「遠い島〜硫黄島・その33年」、30年ぶりの再放送(追記あり)

2月24日の朝日新聞夕刊より。

 太平洋戦争末期の激戦、硫黄島の戦いから約33年後の77年11月に放送され、日米双方の元兵士や遺族らの証言を集めた朝日放送(ABC)のドキュメンタリー番組「遠い島〜硫黄島・その33年」が25日の深夜枠で30年ぶりに同局で再放送される。(後略)

父親たちの星条旗』で題材となったアイラ・ヘイズ元一等兵も紹介されているとのこと。この30年間で戦争についての語り方がどう変化してきたか、という観点からも興味深い。放送は26日午前1時10分〜2時28分。

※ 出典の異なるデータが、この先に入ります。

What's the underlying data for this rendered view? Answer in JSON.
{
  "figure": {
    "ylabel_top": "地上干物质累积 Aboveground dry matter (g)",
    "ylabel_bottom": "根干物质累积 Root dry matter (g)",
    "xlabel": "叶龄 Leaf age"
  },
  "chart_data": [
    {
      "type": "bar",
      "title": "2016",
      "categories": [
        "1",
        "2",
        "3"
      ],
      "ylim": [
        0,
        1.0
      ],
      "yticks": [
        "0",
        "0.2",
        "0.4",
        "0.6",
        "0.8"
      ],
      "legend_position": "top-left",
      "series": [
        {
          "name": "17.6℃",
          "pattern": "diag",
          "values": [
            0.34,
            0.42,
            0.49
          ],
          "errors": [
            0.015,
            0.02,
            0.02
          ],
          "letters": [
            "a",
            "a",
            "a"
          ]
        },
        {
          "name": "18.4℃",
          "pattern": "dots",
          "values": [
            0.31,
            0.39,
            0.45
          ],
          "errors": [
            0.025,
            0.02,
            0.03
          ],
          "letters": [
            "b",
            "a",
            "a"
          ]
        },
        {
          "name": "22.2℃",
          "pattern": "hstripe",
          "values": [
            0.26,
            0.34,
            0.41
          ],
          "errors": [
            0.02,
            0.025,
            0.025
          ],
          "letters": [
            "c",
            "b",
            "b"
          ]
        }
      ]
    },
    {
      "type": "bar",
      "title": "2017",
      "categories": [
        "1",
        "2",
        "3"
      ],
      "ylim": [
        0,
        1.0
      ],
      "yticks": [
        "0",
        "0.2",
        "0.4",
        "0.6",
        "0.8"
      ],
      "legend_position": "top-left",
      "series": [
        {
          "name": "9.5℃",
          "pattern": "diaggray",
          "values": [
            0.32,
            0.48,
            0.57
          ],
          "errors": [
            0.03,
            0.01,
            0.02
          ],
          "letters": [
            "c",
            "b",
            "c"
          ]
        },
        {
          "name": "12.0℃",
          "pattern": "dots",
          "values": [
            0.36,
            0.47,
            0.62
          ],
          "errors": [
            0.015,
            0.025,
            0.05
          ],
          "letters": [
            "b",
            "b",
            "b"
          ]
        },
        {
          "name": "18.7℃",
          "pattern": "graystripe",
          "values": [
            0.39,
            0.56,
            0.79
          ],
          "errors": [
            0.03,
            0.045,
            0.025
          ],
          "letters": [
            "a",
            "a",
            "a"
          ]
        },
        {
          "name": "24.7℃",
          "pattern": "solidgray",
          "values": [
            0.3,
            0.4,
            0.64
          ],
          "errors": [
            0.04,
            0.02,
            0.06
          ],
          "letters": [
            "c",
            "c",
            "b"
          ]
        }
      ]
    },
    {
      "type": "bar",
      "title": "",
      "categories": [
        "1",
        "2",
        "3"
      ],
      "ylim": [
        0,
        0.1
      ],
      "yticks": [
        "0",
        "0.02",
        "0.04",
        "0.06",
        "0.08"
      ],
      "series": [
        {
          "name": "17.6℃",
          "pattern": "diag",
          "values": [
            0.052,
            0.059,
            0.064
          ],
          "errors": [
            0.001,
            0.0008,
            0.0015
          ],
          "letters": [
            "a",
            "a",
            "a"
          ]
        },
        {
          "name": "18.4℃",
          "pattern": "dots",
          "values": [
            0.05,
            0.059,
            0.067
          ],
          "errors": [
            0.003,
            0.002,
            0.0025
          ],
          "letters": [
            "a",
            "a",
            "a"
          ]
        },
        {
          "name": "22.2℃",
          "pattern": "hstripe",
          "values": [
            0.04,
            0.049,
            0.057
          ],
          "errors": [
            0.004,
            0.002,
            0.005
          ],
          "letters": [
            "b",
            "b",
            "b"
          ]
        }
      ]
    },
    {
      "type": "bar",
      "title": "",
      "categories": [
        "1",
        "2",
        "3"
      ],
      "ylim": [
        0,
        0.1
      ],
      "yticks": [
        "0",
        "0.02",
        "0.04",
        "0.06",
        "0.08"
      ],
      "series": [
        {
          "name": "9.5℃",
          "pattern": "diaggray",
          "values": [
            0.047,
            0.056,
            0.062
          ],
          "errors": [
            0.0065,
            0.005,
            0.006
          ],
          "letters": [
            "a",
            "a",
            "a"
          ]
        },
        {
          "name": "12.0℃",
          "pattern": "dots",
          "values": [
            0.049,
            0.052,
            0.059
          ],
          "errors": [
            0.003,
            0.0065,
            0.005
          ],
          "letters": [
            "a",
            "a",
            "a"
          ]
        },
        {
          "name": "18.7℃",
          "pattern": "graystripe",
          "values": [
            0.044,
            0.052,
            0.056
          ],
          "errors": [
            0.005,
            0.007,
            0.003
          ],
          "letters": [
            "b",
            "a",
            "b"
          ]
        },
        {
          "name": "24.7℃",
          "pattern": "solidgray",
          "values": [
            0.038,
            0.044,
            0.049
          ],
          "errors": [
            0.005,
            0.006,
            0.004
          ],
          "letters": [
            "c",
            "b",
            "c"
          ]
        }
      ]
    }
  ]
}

追記:日曜日の深夜枠というのはちょっとつらいが(ビデオをまだ直していない…)、仮眠をとって夜中に起きだして観た。上述したアイラ・ヘイズ元一等兵の父親に取材しているのだが、このころは元将兵の親がまだ存命であったというところに、初回放送時からの30年という歳月を感じる。いまは元将兵の子どもの世代が、当時の元将兵の親世代の年齢に近づいているわけだ。『父親たちの星条旗』には、昔の西部劇でお馴染の“酒場から叩き出されるインディアン”というシーンが登場したが、父親の談によれば“インディアンに酒を売ってはならないという禁令を破ってみんなが酒をおごろうとした、息子はそうした特別扱いを嫌がり、酒で身を滅ぼすことを予感していた”とのこと。例の写真が「二度目」の星条旗であったという問題にはまったく触れられていない。
日本側の取材で最も印象に残ったのは、亡くなった兵士の遺族を訪ね歩く生き残りの元兵士。ある遺族から拒絶される場面が撮影されている。死亡率が非常に高いがゆえに、生存者にせよ生存者を見る遺族にせよその心中は察するに余りある。アップで映された義手をみていると、子どものころにはまだ縁日に“傷痍軍人”がいたことを思い出した。